Abstract
Systemic lupus erythematosus (SLE) is a chronic autoimmune disease characterized by sustained immune activation, disrupted B cell tolerance, and multi-organ damage. SLE presentation and severity are highly variable, with some patients developing life-threatening complications. Among these, SLE patients exhibit a 2-7x increased lifetime risk of developing B-cell non-Hodgkin lymphoma (B-NHL) compared to the general population. While genetic alterations play an essential role in B-NHL pathogenesis, their contribution to SLE remains poorly defined, limiting our ability to provide risk assessment and intervene early in patients at risk for malignant transformation. Previous studies have shown minimal overlap in germline susceptibility loci for SLE and B-NHL. Conversely, case studies in other autoimmune syndromes suggest that autoreactive B cells can acquire somatic mutations, which may act as early hallmarks of transformation. Here, we hypothesized that double-negative B cells (DN; IgD⁻CD27⁻; the central autoreactive population in SLE) are especially prone to accumulating somatic mutations, including alterations capable of driving overt dysregulation and malignant transformation.
To test this, we performed whole-exome sequencing (WES) on flow-sorted circulating naïve, memory, and DN B cells from 35 SLE patients. Matched hematopoietic stem/progenitor cells, monocytes, and buccal DNA were used to filter out germline and lineage-shared variants. Somatic mutations were called using Mutect2, Strelka2, and CaVEMan, retaining variants identified by ≥2 callers and absent in non–B compartments. This design enabled direct comparison of mutational burden and clonal dynamics across B cell subsets within each patient.
Higher disease activity (SLEDAI-2K score) correlated with increased proportions of DN and memory B cells and reduced naïve B cells (ρ=0.54, p<0.001; ρ=0.42, p=0.013; ρ=-0.53, p=0.001, respectively), reflecting an imbalance toward antigen-experienced or autoreactive compartments under chronic inflammation. DN and memory B cells also had significantly higher somatic mutation burden than naïve B cells (p=0.001 and p=0.017, respectively). Notably, DN B cells harbored 1,723 unique mutations absent from both naïve and memory subsets.

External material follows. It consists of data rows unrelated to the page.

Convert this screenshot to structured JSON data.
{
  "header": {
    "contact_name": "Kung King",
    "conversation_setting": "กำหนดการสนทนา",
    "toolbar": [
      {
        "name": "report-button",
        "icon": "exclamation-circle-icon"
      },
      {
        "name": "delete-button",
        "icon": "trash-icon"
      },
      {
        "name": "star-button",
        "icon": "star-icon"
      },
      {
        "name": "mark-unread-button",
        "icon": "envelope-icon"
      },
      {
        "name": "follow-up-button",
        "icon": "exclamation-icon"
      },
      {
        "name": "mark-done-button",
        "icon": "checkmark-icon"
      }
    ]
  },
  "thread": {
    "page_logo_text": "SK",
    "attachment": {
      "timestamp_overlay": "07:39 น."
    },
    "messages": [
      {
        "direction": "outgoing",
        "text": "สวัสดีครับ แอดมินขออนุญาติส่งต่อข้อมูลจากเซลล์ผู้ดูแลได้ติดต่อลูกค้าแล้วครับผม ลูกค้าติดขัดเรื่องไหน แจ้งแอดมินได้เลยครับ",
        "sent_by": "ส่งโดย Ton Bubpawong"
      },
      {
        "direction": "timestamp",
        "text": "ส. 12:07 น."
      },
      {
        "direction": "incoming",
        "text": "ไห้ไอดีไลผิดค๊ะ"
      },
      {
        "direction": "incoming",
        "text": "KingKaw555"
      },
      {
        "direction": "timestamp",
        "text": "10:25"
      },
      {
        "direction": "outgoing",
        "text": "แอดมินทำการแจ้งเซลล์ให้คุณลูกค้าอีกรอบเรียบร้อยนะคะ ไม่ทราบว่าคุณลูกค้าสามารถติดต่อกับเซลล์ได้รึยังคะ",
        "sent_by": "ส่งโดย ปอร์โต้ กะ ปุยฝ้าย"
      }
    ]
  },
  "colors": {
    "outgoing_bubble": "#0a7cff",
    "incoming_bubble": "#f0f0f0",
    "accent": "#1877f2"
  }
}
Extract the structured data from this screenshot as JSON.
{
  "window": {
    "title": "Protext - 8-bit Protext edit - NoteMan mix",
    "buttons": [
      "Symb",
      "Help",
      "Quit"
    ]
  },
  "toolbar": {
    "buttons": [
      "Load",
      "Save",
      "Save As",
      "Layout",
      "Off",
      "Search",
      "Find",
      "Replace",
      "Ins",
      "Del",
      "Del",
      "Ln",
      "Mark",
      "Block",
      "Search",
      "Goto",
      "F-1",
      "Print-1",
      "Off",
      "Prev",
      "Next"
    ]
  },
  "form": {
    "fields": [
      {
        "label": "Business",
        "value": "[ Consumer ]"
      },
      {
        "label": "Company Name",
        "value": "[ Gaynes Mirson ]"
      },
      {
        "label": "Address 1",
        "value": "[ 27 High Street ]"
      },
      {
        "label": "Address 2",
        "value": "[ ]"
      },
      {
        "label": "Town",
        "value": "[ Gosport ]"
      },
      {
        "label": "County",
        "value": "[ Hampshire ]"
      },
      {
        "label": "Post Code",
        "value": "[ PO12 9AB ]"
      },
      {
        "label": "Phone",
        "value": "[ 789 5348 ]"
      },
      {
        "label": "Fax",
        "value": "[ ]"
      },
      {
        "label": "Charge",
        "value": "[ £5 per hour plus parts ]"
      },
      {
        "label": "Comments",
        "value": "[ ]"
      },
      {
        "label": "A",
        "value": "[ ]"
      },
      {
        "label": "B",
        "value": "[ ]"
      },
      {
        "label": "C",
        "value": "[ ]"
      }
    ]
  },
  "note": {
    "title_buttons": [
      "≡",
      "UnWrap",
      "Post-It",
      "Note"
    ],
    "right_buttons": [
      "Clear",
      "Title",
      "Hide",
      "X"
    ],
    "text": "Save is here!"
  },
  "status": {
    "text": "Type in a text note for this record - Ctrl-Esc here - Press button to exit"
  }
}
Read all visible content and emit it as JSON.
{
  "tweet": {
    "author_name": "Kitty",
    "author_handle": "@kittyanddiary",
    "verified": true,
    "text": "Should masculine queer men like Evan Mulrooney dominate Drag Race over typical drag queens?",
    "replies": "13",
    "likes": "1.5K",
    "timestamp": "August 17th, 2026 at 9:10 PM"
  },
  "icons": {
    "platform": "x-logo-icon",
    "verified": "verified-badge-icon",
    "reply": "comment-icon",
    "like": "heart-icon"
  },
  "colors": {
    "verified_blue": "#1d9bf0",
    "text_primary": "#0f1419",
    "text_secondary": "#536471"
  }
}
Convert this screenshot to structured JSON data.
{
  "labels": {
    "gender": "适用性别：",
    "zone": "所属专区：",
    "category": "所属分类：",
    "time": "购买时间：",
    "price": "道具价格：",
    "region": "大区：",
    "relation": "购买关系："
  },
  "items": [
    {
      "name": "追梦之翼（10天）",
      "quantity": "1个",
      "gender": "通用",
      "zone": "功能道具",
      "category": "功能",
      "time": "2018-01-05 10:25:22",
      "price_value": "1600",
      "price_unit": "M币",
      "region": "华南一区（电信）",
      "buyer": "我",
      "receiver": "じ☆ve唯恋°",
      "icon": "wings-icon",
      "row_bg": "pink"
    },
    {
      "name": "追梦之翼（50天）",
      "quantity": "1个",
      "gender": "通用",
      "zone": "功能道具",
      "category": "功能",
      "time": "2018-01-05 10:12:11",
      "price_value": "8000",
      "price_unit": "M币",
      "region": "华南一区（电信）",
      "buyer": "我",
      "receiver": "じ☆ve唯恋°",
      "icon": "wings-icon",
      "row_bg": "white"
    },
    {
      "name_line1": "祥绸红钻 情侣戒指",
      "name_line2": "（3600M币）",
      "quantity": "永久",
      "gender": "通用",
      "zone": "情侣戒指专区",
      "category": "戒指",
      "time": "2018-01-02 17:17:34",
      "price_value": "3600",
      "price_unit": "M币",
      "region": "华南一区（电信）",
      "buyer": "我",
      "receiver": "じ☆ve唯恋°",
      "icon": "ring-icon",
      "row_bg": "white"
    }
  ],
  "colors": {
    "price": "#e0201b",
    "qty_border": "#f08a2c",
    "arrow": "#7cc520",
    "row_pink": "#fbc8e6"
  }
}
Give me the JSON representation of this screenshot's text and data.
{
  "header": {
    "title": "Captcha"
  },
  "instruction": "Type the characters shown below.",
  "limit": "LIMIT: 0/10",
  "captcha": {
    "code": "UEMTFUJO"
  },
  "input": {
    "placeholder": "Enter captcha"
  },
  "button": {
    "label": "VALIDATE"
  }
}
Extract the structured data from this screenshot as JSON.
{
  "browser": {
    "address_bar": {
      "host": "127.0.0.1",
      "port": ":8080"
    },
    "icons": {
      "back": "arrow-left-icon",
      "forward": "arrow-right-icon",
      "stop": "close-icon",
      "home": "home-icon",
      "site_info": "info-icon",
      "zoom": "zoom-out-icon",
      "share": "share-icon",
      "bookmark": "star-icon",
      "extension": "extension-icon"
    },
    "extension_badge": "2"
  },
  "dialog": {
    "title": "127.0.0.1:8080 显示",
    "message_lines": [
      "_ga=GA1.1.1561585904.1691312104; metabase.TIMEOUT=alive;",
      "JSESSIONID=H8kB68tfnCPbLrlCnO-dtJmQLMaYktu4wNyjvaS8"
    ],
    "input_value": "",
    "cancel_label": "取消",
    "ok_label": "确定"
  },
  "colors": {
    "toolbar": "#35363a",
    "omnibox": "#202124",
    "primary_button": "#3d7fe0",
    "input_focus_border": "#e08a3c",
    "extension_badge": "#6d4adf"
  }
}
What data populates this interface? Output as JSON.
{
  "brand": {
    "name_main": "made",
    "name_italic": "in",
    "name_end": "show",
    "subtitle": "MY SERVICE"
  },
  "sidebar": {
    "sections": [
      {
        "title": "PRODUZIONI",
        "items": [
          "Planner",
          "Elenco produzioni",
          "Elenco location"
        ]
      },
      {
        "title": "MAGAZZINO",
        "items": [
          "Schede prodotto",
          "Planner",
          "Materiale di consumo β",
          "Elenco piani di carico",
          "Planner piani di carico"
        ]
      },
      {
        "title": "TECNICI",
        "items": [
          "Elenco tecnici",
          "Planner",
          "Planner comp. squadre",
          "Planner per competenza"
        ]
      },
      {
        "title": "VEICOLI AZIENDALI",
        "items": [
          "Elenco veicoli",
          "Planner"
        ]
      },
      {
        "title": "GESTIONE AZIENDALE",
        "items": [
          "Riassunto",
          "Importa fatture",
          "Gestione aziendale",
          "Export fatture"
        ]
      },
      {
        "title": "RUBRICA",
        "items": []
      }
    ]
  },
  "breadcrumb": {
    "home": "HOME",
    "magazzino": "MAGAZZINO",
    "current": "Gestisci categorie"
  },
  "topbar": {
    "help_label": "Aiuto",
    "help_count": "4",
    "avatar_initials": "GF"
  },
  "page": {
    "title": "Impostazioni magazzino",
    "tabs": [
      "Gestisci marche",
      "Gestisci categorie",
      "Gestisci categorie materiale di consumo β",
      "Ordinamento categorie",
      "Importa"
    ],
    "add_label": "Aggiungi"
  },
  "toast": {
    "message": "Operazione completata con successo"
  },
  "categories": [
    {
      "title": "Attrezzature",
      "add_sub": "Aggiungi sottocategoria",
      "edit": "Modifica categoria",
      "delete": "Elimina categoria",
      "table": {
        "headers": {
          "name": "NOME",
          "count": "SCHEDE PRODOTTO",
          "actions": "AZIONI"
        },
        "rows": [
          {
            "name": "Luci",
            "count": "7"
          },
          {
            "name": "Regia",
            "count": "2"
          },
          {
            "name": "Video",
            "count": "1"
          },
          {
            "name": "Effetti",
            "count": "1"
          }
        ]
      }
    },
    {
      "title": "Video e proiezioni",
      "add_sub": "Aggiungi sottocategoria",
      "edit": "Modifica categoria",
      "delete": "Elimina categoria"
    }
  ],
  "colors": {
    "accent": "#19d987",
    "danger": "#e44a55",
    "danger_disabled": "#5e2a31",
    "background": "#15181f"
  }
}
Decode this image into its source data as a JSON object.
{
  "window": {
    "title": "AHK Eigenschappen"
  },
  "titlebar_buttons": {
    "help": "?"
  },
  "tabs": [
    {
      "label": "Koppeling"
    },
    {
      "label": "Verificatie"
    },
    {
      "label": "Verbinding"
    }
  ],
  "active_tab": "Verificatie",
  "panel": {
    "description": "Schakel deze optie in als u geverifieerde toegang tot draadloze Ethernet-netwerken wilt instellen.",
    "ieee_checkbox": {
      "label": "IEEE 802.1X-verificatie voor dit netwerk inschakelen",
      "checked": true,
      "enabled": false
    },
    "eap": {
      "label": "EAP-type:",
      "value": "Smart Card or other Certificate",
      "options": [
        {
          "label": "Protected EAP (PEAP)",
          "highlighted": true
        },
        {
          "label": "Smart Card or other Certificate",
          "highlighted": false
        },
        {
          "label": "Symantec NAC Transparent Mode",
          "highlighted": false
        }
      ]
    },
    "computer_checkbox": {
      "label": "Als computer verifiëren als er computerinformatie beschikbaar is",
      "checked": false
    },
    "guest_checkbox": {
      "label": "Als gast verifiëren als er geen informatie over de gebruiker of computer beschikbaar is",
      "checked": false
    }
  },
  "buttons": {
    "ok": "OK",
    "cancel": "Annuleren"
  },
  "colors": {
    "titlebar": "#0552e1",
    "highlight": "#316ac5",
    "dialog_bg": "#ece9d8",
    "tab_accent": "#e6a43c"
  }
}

These were significantly enriched in JAK2 and PI3K-Akt-mTOR signaling pathways (FDR<0.05), which regulate B cell activation and differentiation and contribute to tolerance breakdown and sustained immune activation when dysregulated.
To distinguish passive mutation accumulation from a clonal selection process, we analyzed variant allele frequencies (VAFs) of mutations shared between B cell subsets within each patient. Among shared mutations, 71.3% (382/536) had higher VAF in DN vs. naïve B cells, and 63.1% (512/812) in DN vs. memory B cells, consistent with selective clonal expansion in the DN compartment. DN B cells also had a higher proportion of non-synonymous shared mutations than memory B cells (71.7% vs. 63.0%, p=0.020). Notably, among DN-expanded mutations, those enriched in canonical B-NHL-associated pathways, including NF-κB and BCR signaling (FDR < 0.05), had significantly higher predicted pathogenicity compared to DN-expanded mutations not in these pathways (CADD score, p = 0.032). Together, these findings suggest that both de novo acquisition and clonal expansion of somatic mutations contribute to the elevated mutational burden and pathogenic potential of DN B cells. Supporting their involvement in transformation events, DN were significantly more likely than memory B cells to carry mutations in genes recurrently mutated in B-NHL (p=0.019), including CARD11, MYD88, and MTOR. Over half of patients (19/35) harbored at least one non-synonymous mutation in a known lymphoma driver gene in the DN compartment.
Collectively, these results identify DN B cells as a clonally evolving population that acquires a high burden of mutations under chronic inflammatory conditions in SLE, with some variants affecting genes and pathways relevant to malignant transformation. The accumulation of protein-altering variants in oncogenic signaling pathways further highlights DN cells as a plausible cell of origin for transformation in SLE. These results underscore the value of DN-focused molecular profiling to identify SLE patients with high-risk clonal features, improving monitoring of disease progression and lymphoma transformation potential.